Pero hay otras circunstancias que me hacen pensar en que es muy poco lo que se puede hacer. No conozco política pública alguna diseñada y aplicada por las fuerzas de seguridad del Estado que tenga por objetivo acabar con el tráfico de armas y por esa vía, lograr que el monopolio de las mismas esté en el Estado. Es más, nunca he escuchado que ese sea un objetivo estratégico de ningún Gobierno.  Me pregunto: ¿de dónde salen las armas con las que fueron  asesinados más de 200 líderes, lideresas y miembros de comunidades campesinas, indígenas y afrocolombianas? ¿Quién las provee? ¿Se trata de armas amparadas por particulares? ¿ Se trata de armas oficiales? ¿Se trata de armas que ya habían sido decomisadas y que por arte de birlibirloque nuevamente, alguna autoridad las puso a circular? ¿Qué tan difícil resulta desmantelar las redes de traficantes de armas? ¿Es suficiente con desarticularlas, cuando dentro del Estado hay intereses en mantenerlas activas? ¿Qué tipo de control existen para las armas que son decomisadas a diario? ¿Quién las maneja, la Policía, el Ejército?
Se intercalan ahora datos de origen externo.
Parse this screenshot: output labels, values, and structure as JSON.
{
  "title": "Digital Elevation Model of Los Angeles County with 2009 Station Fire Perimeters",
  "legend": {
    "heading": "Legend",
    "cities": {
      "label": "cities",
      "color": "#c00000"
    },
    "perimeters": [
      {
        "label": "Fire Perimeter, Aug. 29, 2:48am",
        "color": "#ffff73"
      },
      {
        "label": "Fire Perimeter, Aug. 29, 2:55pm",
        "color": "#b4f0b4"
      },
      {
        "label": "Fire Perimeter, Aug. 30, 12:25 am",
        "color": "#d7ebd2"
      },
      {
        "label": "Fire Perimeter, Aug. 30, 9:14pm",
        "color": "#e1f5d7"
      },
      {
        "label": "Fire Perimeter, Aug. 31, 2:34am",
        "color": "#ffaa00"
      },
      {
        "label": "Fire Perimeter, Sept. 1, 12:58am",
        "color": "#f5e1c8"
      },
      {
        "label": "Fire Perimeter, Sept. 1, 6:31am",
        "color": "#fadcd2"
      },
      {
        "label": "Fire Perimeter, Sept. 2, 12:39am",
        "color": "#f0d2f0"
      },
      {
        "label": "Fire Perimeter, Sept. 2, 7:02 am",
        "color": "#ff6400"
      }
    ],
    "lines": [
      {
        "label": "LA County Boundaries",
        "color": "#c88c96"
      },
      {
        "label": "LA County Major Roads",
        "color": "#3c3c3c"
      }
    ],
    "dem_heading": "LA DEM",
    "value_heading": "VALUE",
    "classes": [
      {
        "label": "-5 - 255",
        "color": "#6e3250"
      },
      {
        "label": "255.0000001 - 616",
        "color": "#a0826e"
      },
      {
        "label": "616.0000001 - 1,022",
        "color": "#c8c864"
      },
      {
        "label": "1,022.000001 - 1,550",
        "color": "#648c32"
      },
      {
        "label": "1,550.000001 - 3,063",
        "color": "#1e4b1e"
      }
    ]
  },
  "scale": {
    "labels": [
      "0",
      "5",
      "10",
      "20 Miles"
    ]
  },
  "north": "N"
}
Sería interesante solicitar a la ONU una misión de vigilancia al material bélico decomisado y a las armas incautadas por las propias autoridades.

Pero hay más. En buena medida, los crímenes selectivos que vienen ocurriendo desde 2016 contra lideresas y líderes, están amparados y “justificados” por la histórica animadversión que sectores poblacionales, agentes de la sociedad civil y funcionarios estatales sienten y profesan contra ciudadanos alinderados a la Izquierda o aquellos que exhiben posturas críticas frente  al modelo de desarrollo extractivo o que deciden enfrentar a mafias de distinto pelambre. Es más, hay sectores de la sociedad urbana colombiana que ven con desdén la vida de campesinos, indígenas y afrocolombianos, lo que se convierte en un motivo para asesinarlos y desplazarlos.
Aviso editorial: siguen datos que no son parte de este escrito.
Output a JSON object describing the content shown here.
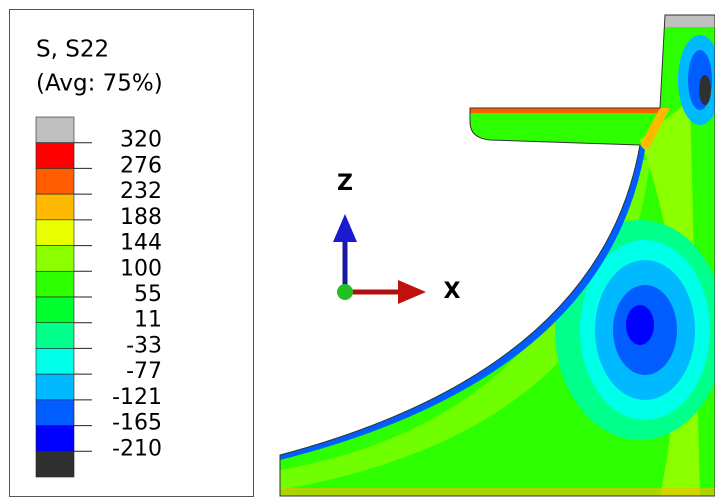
{
  "legend": {
    "title": "S, S22",
    "subtitle": "(Avg: 75%)",
    "levels": [
      320,
      276,
      232,
      188,
      144,
      100,
      55,
      11,
      -33,
      -77,
      -121,
      -165,
      -210
    ],
    "band_colors": [
      "#c0c0c0",
      "#ff0000",
      "#ff5d00",
      "#ffb900",
      "#e8ff00",
      "#8bff00",
      "#2eff00",
      "#00ff2e",
      "#00ff8b",
      "#00ffe8",
      "#00b9ff",
      "#005dff",
      "#0000ff",
      "#303030"
    ]
  },
  "triad": {
    "z_label": "Z",
    "x_label": "X"
  }
}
Desmontar ese “Doble Estado” necesita del compromiso de cada comandante militar y policial, al igual que del propio Presidente de la República, ministros, directores de los Partidos Políticos y los políticos profesionales. A los que se deben de sumar los grandes ricos, banqueros, industriales y los agentes de la sociedad civil que a diario salen en los medios. Y por supuesto, el grueso de la sociedad.

Todos deben asumir el compromiso de defender la Vida por encima de cualquier consideración política e ideológica. Ese mensaje debe ir acompañado de acciones concretas al interior de los organismos de seguridad y la Fuerza Pública, como mejorar los filtros de reclutamiento de agentes, suboficiales y oficiales y sobre todo, acciones de contrainteligencia que permitan reconocer, vigilar y desmantelar las estructuras mafiosas que muy seguramente funcionan en su interior y que estarían comprometidas, por acción u omisión, en los crímenes que por estos días condenamos.  

En los crímenes de las últimas horas hay un objetivo social y político. Con el asesinato de Ana María Cortés, secretaria de la campaña de la Colombia Humana en Cáceres, Antioquia, se pone de manifiesto la estrategia de los sectores de poder que están detrás de este crimen: meter miedo en las bases sociales de la Izquierda y de los progresistas que acompañaron a Gustavo Petro en su pasada campaña presidencial. El mensaje es claro: evitar, a toda costa, que la Colombia Humana se consolide de cara a las elecciones regionales en 2019 y a la presidencial en 2022.

Si estos móviles políticos se confirman, muy probablemente los asesinatos, persecuciones  y los hostigamientos continuarán. Hay que estar alerta y atentos.